How can I practically use firebase emulators and deploy previews in GitHub actions if PRs from forks can't access secrets?

Question

I use Firebase secrets for two things in my GitHub Actions workflow:

1. FIREBASE_TOKEN to run tests with the hosting emulators. The docs say "The token should be treated like a password; make sure it is kept secret."
2. firebaseServiceAccount to deploy after the build succeeds. Pushing to the master branch deploys the code to the production site, while in a PR it deploys a preview. The action README says "It's important to store this token as an encrypted secret to prevent unintended access to your Firebase project. Set it in the "Secrets" area of your repository settings"

The problem is that when an external contributor makes a PR from a fork, the build doesn't have access to those secrets. That means that GitHub actions can't run tests on the code in the PR, and even if it could, it couldn't deploy a preview.

I understand that GitHub can't magically make these secrets available to the workflow without risking exposing them to arbitrary malicious code. But I can't understand how Firebase intends for these features to be used in practice. Builds not working for external contributors seems like a serious limitation in an open source project. I can't imagine that I'm supposed to add every person who opens a PR as a GitHub collaborator. That sounds very dangerous for security - I only want to do that after having some time to build trust.

So I have a question for each secret and use case. The questions are different, so I can post a second question if people want, but you can see how they're closely related.

1. Running tests with emulators, i.e. specifically not against a live environment, seems like precisely the kind of thing that shouldn't require a special secret token. Why is this required? What would be the consequences of making FIREBASE_TOKEN publicly available?
2. Can I make a service account that only has permission to deploy preview channels, but not 'live'? If so, would there still be risks to making that service account public? Can people abuse the account in a way that I would have to pay for?

Answer 1

I'm not an expert on GitHub Actions and shared secrets (especially in the context of a public/open-source repo), but this is how I would approach it.

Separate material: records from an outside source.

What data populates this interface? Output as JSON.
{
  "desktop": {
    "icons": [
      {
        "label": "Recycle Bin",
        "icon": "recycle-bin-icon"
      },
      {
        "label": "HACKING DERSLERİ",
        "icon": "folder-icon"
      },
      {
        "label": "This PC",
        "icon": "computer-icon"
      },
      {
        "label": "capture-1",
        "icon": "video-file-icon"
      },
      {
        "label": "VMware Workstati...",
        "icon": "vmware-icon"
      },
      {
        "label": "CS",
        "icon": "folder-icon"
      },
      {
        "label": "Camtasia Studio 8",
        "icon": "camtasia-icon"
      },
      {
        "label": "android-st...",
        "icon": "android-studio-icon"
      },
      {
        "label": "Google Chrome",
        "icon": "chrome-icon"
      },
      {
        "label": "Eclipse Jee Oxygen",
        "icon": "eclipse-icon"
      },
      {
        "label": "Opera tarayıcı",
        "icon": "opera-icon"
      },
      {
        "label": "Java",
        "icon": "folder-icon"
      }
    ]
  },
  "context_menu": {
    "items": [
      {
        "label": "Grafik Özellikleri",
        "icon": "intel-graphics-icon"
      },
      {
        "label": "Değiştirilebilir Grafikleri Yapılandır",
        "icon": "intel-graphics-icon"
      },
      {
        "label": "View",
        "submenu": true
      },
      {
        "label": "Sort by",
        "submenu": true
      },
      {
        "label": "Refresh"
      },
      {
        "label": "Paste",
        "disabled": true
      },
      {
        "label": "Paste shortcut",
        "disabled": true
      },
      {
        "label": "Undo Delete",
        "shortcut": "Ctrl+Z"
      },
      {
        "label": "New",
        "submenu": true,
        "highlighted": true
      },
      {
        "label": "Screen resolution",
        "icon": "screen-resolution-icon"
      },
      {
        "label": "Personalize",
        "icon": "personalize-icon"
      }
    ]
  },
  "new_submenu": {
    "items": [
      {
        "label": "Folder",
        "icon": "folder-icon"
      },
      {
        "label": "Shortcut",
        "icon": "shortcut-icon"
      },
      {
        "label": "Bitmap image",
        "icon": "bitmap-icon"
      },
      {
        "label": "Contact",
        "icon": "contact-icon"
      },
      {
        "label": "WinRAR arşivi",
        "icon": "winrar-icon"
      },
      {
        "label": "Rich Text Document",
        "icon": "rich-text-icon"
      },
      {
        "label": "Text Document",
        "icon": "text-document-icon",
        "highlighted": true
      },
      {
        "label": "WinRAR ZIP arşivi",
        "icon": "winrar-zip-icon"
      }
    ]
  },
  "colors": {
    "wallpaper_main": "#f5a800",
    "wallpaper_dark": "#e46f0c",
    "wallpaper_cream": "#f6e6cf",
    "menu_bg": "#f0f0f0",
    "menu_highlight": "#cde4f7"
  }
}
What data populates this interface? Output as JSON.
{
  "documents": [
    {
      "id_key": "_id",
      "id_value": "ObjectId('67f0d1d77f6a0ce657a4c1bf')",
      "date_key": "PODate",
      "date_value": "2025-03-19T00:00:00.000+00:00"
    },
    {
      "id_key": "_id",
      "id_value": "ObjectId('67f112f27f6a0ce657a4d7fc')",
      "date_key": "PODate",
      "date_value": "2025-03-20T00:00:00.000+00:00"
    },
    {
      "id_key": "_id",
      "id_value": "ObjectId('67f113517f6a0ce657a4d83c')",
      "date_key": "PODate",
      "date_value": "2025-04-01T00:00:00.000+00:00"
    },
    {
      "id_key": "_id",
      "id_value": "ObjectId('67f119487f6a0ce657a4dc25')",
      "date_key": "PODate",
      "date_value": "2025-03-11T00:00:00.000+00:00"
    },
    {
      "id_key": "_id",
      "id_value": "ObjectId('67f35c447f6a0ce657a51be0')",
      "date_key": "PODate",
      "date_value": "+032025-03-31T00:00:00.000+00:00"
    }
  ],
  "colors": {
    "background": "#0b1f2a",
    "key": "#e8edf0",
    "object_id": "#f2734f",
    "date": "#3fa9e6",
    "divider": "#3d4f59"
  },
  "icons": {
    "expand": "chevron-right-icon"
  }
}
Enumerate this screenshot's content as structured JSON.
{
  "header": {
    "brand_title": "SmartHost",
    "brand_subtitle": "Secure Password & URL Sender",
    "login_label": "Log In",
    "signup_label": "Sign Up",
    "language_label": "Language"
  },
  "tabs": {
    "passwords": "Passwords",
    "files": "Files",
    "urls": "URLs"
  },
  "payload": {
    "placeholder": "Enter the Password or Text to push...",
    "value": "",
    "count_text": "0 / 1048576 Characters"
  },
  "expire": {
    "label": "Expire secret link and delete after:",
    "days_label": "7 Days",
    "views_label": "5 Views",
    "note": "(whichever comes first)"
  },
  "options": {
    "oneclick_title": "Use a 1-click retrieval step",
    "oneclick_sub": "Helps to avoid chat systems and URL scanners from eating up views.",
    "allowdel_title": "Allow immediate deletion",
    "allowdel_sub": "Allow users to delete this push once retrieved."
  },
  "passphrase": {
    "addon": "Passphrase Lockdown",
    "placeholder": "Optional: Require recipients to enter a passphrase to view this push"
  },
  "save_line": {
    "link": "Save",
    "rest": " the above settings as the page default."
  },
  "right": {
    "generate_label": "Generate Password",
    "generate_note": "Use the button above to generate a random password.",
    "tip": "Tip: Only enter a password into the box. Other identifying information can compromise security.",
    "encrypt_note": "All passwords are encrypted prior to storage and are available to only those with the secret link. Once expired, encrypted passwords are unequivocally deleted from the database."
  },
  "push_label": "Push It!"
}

As you say, both the FIREBASE_TOKEN and firebaseServiceAccount grant highly critical access to your project.

I would therefore approach it by having two different Firebase projects: one for the production/live code, of which secrets (auth and service account tokens) are private to you, and another project for the preview/staging environments (and dev too via the emulators). This way you would definitely get a service account key that is separate from the production one. As for the FIREBASE_TOKEN, since I believe it's tied to your account, I think you could add a collaborator to the "dev/staging" Firebase project and get the token specifically for that project.

I think the 2 projects setup ("dev+staging" and "production") on Firebase is quite common and I've seen it recommended multiple times.